In English, it’s called a diaeresis, and its usual function is to alert the reader to the fact that two vowels written side by side are not to be pronounced together as a diphthong, but separately, as distinct vowels. The source of the word diaeresis is a Greek verb meaning “to divide.” A diaeresis tells us to divide two vowels.
Note: The first spelling in both the OED and Merriam-Webster is diaeresis; the spelling dieresis is given “also” status. Charles Elster (The Big Book of Beastly Mispronunciations) prefers the spelling dieresis, because it eliminates the conglomeration of vowel letters and because his preferred pronunciation is [dy-ER-uh-sis]. He offers the secondary pronunciation [dy-AIR-uh-sis, which is the first pronunciation given in the OED.
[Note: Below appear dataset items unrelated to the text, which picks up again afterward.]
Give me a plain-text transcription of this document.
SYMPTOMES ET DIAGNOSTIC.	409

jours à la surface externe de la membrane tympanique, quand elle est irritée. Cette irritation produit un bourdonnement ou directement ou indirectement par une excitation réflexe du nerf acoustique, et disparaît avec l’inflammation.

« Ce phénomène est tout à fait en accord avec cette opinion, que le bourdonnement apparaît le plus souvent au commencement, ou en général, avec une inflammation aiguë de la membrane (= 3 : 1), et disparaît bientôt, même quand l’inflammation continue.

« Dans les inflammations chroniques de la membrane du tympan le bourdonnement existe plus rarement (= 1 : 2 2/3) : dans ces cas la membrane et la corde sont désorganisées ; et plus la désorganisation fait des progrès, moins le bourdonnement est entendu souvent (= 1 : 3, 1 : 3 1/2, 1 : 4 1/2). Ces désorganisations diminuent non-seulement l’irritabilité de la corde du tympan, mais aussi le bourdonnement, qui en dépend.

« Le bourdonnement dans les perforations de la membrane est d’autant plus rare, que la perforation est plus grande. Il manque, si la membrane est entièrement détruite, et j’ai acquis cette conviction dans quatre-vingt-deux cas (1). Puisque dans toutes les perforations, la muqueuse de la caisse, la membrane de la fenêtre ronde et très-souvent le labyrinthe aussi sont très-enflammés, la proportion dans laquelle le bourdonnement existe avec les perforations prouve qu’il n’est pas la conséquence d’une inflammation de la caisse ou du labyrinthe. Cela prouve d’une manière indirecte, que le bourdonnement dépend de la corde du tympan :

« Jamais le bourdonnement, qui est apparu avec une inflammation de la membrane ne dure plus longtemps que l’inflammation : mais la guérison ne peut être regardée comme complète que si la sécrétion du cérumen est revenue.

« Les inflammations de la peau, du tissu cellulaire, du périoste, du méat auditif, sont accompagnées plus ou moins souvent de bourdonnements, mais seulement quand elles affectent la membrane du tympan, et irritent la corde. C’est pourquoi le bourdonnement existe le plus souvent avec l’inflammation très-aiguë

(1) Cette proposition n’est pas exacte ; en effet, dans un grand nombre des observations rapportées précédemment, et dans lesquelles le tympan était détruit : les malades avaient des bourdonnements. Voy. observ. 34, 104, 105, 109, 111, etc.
Speakers acquainted with literature, art, music, and astronomy encounter the diaeresis in such classical names as the following:
Two common words that some speakers still write with a diaeresis are Noël and daïs, and the diaeresis occurs in the name of the writer Anaïs Nin.
The diaeresis is also seen in English above vowels that occur at the end of certain proper names. This use indicates that the final vowel, usually e, is not silent. For example: Brontë [BRON-tee], Zoë [ZO-ee], Chloë, [KLO-ee], Bettë [BET-ee].
On the assumption that readers “know” how to pronounce these names, people write them without the diaeresis.
However, in these days of superficial English teaching, one mustn’t assume. I’ve heard adults pronounce the name Zoe to rhyme with toe. I’ve heard a young teacher pronounce the surname of writing sisters Charlotte, Emily, and Anne as a one-syllable word.
The New Yorker’s use of the diaresesis to separate standard prefixes in words like reëlection is silly. That’s what hyphens are for.
The use of the diaeresis to clarify the pronunciation of words like daïs, Noël, Brontë, and Zoë, on the other hand, is well worth a comeback.